Japanese 64DD owners could link the camera to Mario Artist: Talent Studio to create avatars of themselves a long time before Miis existed, and we still wish Rare’s plans to enable players to import photos into Perfect Dark multiplayer had made it past Nintendo. Still, we’re very glad that something as silly as this managed to see the light of day at all. If David Lynch ever made a lo-fi digital camera, it would look something like this.

24. Final Fantasy Legend III (GB)

Final Fantasy Legend III is a fitting end for the trilogy of Game Boy games; a very solid RPG experience that features a surprising degree of depth. If you like your quests long and your combat systems very basic and traditional in design, you’ll find much to like in this release, although you might find it a little tedious if you've got used to more modern RPG trappings. However, RPG enthusiasts are old hands when it comes for flirting with tedium in classic titles, and there’s still plenty to enjoy in this game – the final in the SaGa series to carry the 'Final Fantasy' moniker in the west.

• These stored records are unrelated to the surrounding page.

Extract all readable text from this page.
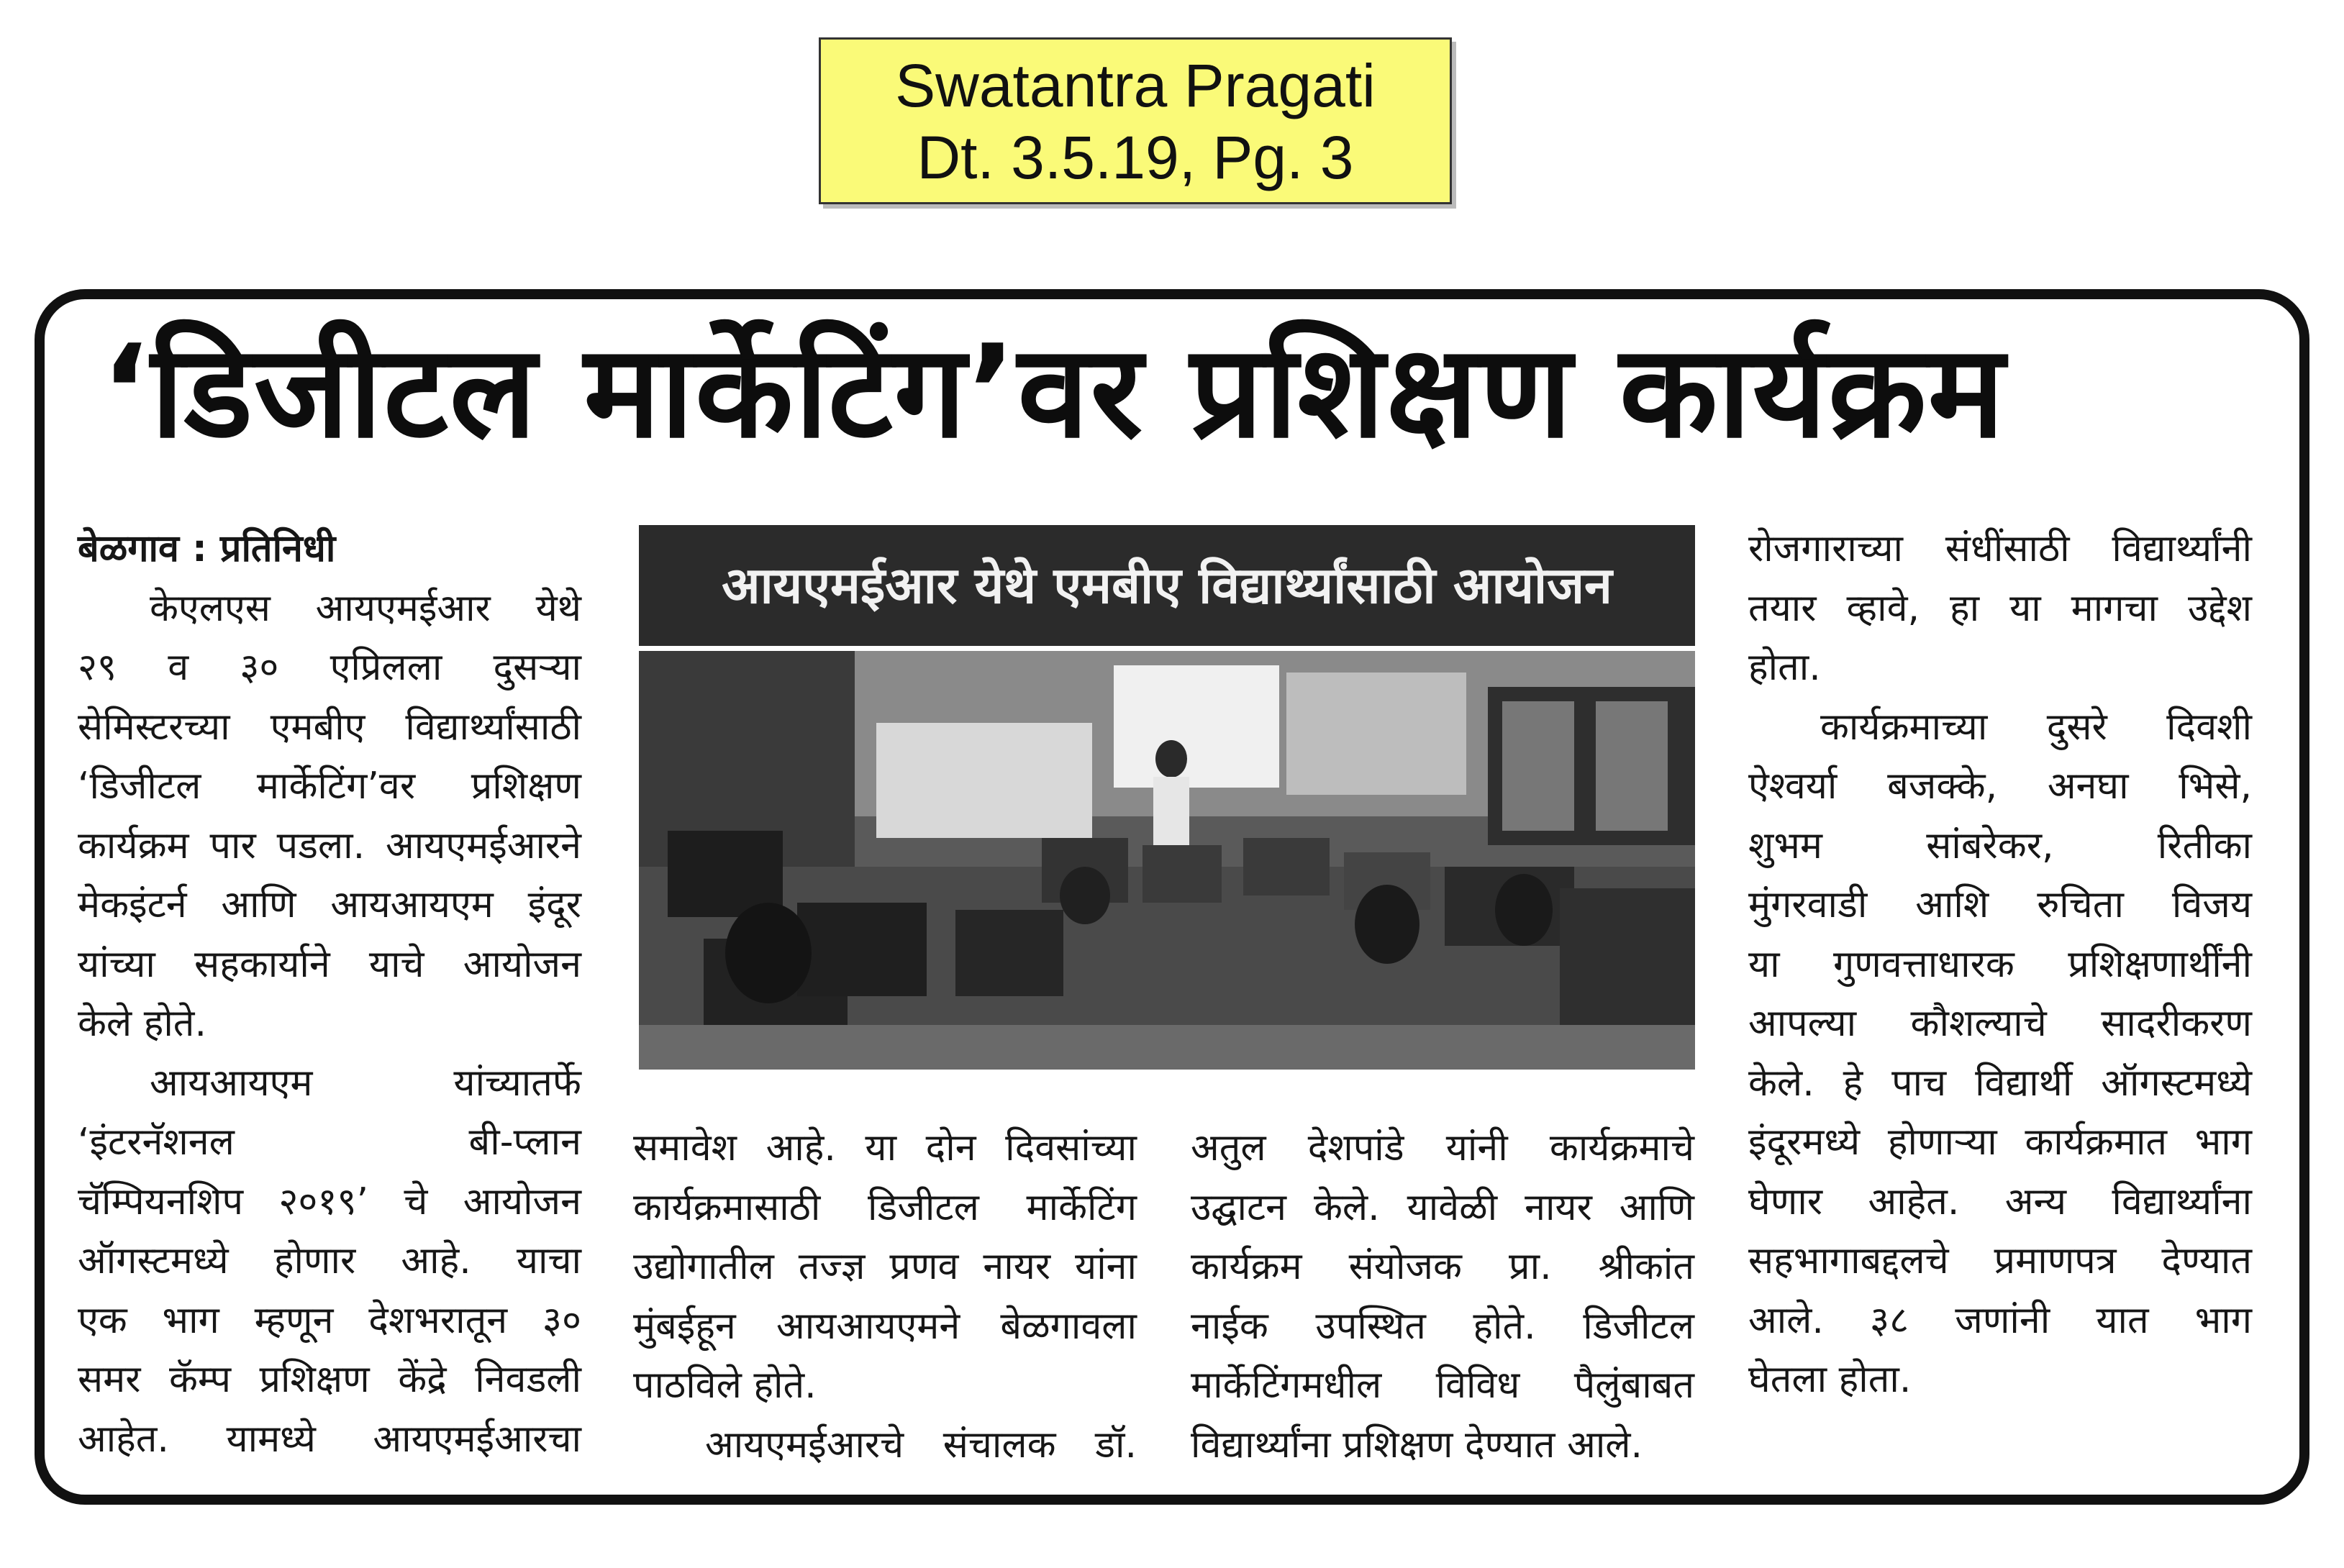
Swatantra Pragati
Dt. 3.5.19, Pg. 3
‘डिजीटल मार्केटिंग’वर प्रशिक्षण कार्यक्रम

बेळगाव : प्रतिनिधी

केएलएस आयएमईआर येथे

२९ व ३० एप्रिलला दुसऱ्या

सेमिस्टरच्या एमबीए विद्यार्थ्यांसाठी

‘डिजीटल मार्केटिंग’वर प्रशिक्षण

कार्यक्रम पार पडला. आयएमईआरने

मेकइंटर्न आणि आयआयएम इंदूर

यांच्या सहकार्याने याचे आयोजन

केले होते.

आयआयएम यांच्यातर्फे

‘इंटरनॅशनल बी-प्लान

चॅम्पियनशिप २०१९’ चे आयोजन

ऑगस्टमध्ये होणार आहे. याचा

एक भाग म्हणून देशभरातून ३०

समर कॅम्प प्रशिक्षण केंद्रे निवडली

आहेत. यामध्ये आयएमईआरचा

आयएमईआर येथे एमबीए विद्यार्थ्यांसाठी आयोजन

समावेश आहे. या दोन दिवसांच्या

कार्यक्रमासाठी डिजीटल मार्केटिंग

उद्योगातील तज्ज्ञ प्रणव नायर यांना

मुंबईहून आयआयएमने बेळगावला

पाठविले होते.

आयएमईआरचे संचालक डॉ.

अतुल देशपांडे यांनी कार्यक्रमाचे

उद्घाटन केले. यावेळी नायर आणि

कार्यक्रम संयोजक प्रा. श्रीकांत

नाईक उपस्थित होते. डिजीटल

मार्केटिंगमधील विविध पैलुंबाबत

विद्यार्थ्यांना प्रशिक्षण देण्यात आले.

रोजगाराच्या संधींसाठी विद्यार्थ्यांनी

तयार व्हावे, हा या मागचा उद्देश

होता.

कार्यक्रमाच्या दुसरे दिवशी

ऐश्वर्या बजक्के, अनघा भिसे,

शुभम सांबरेकर, रितीका

मुंगरवाडी आशि रुचिता विजय

या गुणवत्ताधारक प्रशिक्षणार्थींनी

आपल्या कौशल्याचे सादरीकरण

केले. हे पाच विद्यार्थी ऑगस्टमध्ये

इंदूरमध्ये होणाऱ्या कार्यक्रमात भाग

घेणार आहेत. अन्य विद्यार्थ्यांना

सहभागाबद्दलचे प्रमाणपत्र देण्यात

आले. ३८ जणांनी यात भाग

घेतला होता.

23. Kirby's Dream Land (GB)

Kirby’s Dream Land was and remains an exceptionally charming platformer, although you might find that the pink puff’s debut Game Boy adventure feels a bit too elementary these days. Many years' worth of nostalgia gives us huge affection for Kirby, but looking over the top of those rose-tinted glasses for a moment reveals a slightly pedestrian title being carried by that charm, a game that was outpaced by its descendants in virtually every way.

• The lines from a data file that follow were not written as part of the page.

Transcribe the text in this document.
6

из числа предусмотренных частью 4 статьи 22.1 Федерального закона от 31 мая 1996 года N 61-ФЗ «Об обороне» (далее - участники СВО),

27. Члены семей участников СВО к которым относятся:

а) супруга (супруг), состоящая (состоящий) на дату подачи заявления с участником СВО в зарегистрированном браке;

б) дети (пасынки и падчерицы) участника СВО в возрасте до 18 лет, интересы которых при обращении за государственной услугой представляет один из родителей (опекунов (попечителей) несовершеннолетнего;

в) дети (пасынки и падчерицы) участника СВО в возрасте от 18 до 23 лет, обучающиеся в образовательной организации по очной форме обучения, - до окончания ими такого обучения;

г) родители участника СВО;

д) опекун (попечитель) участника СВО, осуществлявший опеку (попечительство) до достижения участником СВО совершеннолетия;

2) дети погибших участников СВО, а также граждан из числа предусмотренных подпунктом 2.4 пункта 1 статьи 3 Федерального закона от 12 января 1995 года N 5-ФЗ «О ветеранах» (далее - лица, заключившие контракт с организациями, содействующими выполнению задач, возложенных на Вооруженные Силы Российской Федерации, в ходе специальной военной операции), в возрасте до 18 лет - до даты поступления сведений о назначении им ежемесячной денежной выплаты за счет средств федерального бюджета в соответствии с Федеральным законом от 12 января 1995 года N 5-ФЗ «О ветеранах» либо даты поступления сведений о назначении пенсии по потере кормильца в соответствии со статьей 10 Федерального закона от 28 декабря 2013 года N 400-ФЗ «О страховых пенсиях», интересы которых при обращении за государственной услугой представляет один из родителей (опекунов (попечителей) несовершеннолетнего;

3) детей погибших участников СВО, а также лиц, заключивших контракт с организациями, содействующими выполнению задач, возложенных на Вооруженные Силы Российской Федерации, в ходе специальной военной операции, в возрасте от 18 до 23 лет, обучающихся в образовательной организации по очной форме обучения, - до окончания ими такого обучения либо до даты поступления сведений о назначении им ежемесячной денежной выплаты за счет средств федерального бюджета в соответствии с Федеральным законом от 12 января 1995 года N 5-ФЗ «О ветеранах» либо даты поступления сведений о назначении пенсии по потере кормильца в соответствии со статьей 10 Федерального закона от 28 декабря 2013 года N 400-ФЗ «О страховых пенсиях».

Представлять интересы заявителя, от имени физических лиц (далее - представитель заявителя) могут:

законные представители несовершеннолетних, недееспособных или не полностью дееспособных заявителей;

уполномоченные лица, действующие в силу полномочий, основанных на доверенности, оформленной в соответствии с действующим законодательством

Kirby’s genesis is strong, especially considering the hardware, but the irresistible puffball has done better since. Naturally.

22. Bionic Commando (GB)

Because of its complete break away from genre convention by emphasising swinging over jumping, Bionic Commando is one of those games that you either love or hate. Nothing else plays quite like it, and this portable adaptation is a surprisingly robust and polished entry in the series. It might take some time getting used to the mechanics, but once your brain has rewired to Bionic Commando's method of madness, you'll find a real Game Boy gem.

21. Donkey Kong Land III (GB)

Donkey Kong Land III is a handsome Game Boy title which also sounds particularly lovely and caps off the Donkey Kong Land GB trilogy in fine fashion — it's arguably the pick of the portable bunch. Lucky Japanese gamers even got a version enhanced for the Game Boy Color which looked even lovelier. This was to be Rare's final 2D platformer featuring the DK clan and Twycross' custodians of Kong certainly went out on a high.